Flaco, como muchos lo llamaron al verlo, era apenas una sombra de lo que alguna vez fue un perro lleno de vida. Su cuerpo, reducido a piel y huesos, cargaba además con el peso insoportable de un tumor que se extendía por sus costillas. Sus patas, debilitadas y lisiadas, apenas podían sostenerlo, y cada movimiento parecía un esfuerzo sobrehumano.

Abandonado en las calles, expuesto al hambre, al frío y al dolor, Flaco no pedía comida ni agua; pedía algo más profundo, algo que muy pocos se detenían a darle: cariño. Cada mirada suya reflejaba tristeza, pero también un destello de esperanza, como si esperara que, antes de que su corazón se apagara, alguien le mostrara lo que significaba ser amado.

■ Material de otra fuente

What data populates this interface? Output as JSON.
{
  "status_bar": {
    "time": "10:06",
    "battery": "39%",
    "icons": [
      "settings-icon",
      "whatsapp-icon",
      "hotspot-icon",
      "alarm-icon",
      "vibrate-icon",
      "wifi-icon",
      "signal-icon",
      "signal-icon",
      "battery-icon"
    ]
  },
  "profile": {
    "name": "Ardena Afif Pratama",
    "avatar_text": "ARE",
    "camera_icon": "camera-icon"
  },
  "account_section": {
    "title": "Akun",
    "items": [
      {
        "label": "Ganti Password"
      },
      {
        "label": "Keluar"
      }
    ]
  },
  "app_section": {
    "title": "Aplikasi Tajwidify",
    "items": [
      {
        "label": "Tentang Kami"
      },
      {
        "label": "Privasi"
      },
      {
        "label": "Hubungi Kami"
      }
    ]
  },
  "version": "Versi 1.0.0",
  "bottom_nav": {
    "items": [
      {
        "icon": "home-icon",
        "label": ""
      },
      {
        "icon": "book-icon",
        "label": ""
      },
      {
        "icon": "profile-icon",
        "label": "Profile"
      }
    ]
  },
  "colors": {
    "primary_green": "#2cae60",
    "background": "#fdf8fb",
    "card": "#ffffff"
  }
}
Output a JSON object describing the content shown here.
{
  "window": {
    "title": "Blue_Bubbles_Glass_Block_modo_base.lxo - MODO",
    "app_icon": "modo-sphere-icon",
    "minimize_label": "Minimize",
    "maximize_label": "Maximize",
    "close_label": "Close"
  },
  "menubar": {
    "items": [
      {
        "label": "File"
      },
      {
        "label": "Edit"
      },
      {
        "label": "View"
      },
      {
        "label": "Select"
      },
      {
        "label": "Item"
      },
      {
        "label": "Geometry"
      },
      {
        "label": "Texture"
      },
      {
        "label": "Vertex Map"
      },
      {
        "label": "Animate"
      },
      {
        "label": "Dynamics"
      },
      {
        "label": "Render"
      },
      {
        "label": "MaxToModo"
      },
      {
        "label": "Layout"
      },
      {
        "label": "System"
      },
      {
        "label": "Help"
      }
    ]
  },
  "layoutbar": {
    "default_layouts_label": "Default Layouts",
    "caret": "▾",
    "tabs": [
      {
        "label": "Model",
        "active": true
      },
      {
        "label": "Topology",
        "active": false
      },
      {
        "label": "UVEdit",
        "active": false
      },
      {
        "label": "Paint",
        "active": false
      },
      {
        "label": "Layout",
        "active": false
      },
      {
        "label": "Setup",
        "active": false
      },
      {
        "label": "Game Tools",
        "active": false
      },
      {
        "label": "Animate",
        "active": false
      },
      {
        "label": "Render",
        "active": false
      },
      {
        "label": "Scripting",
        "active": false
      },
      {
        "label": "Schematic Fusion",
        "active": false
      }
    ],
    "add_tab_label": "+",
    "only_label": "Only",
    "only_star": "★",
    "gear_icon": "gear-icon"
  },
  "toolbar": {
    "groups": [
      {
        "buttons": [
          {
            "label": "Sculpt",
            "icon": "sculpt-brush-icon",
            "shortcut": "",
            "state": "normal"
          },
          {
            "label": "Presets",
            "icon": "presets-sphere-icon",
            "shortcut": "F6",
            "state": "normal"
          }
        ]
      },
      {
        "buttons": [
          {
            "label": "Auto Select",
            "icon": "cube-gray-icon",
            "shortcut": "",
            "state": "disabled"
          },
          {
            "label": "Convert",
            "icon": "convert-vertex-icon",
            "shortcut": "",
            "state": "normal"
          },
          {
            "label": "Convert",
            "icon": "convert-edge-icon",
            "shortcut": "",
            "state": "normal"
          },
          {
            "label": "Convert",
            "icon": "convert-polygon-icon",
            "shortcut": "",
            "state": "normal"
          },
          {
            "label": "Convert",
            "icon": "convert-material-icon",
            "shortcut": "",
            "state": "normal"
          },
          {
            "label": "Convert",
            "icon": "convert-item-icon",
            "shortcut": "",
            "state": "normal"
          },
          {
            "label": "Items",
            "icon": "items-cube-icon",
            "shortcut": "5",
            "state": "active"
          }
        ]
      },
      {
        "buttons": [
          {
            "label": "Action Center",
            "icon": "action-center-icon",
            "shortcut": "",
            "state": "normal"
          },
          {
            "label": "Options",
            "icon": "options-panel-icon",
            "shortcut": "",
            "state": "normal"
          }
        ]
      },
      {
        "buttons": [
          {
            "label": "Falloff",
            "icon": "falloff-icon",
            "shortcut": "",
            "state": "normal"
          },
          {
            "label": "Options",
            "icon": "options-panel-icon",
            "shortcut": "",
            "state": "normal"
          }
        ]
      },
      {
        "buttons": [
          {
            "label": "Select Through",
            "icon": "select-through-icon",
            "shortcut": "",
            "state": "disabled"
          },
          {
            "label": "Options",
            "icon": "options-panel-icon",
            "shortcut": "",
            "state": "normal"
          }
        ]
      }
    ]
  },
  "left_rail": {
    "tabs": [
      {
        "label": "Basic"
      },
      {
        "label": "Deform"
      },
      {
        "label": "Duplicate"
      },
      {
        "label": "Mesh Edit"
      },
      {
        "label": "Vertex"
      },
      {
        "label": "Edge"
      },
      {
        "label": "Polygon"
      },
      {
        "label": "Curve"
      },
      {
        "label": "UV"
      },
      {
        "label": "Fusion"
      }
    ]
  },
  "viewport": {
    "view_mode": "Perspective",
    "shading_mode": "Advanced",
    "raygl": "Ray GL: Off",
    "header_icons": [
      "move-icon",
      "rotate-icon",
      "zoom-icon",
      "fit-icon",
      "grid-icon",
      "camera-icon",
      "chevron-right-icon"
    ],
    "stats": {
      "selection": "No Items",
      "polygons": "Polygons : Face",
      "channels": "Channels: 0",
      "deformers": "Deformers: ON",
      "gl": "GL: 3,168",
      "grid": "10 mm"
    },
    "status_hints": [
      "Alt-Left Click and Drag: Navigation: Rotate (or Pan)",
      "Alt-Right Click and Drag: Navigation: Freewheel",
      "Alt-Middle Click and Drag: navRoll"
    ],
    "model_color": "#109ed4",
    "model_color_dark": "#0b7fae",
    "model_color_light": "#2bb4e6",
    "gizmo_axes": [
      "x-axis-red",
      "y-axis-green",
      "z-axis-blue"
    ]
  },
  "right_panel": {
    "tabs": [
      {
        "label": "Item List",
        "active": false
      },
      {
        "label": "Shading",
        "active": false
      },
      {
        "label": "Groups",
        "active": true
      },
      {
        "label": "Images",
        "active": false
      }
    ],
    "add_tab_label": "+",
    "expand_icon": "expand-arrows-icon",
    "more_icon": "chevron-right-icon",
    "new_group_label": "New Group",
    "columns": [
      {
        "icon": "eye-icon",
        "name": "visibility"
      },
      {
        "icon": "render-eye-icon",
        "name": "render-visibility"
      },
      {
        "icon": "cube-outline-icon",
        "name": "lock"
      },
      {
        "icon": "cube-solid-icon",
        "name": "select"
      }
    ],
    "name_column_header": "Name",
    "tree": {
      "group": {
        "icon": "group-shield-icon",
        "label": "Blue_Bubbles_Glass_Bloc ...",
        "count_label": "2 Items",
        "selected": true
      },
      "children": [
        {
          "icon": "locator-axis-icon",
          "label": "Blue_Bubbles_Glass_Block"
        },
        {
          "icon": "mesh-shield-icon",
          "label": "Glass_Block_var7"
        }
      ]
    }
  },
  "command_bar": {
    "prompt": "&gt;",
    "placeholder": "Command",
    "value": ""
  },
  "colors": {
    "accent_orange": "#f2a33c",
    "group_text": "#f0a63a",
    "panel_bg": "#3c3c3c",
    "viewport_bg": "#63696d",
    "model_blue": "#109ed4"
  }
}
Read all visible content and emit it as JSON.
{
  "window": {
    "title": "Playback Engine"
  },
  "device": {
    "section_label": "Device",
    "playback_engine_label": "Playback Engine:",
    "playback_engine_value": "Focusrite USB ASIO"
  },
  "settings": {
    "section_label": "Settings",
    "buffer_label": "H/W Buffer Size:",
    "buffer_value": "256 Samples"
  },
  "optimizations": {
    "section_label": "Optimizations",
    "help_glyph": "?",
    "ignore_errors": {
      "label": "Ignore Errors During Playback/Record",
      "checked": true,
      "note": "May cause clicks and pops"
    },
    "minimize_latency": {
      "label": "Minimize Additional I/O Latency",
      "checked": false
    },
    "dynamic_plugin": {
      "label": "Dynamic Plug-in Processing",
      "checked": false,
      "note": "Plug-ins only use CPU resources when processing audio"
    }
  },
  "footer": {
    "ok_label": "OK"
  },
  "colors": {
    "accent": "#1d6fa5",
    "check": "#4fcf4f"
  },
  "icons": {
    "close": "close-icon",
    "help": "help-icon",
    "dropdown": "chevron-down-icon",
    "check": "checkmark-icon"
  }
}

Día tras día, parecía contar las horas, los minutos, los segundos. No ladraba, no lloraba, solo resistía en silencio, aguardando el milagro de una caricia, de un gesto compasivo que le devolviera dignidad en sus últimos días.

La indiferencia lo envolvía, y sin embargo, en sus ojos cansados brillaba la súplica de un alma que todavía creía en la bondad humana. Porque, aunque su cuerpo estaba roto, su corazón seguía esperando un último regalo: la oportunidad de morir sintiéndose querido.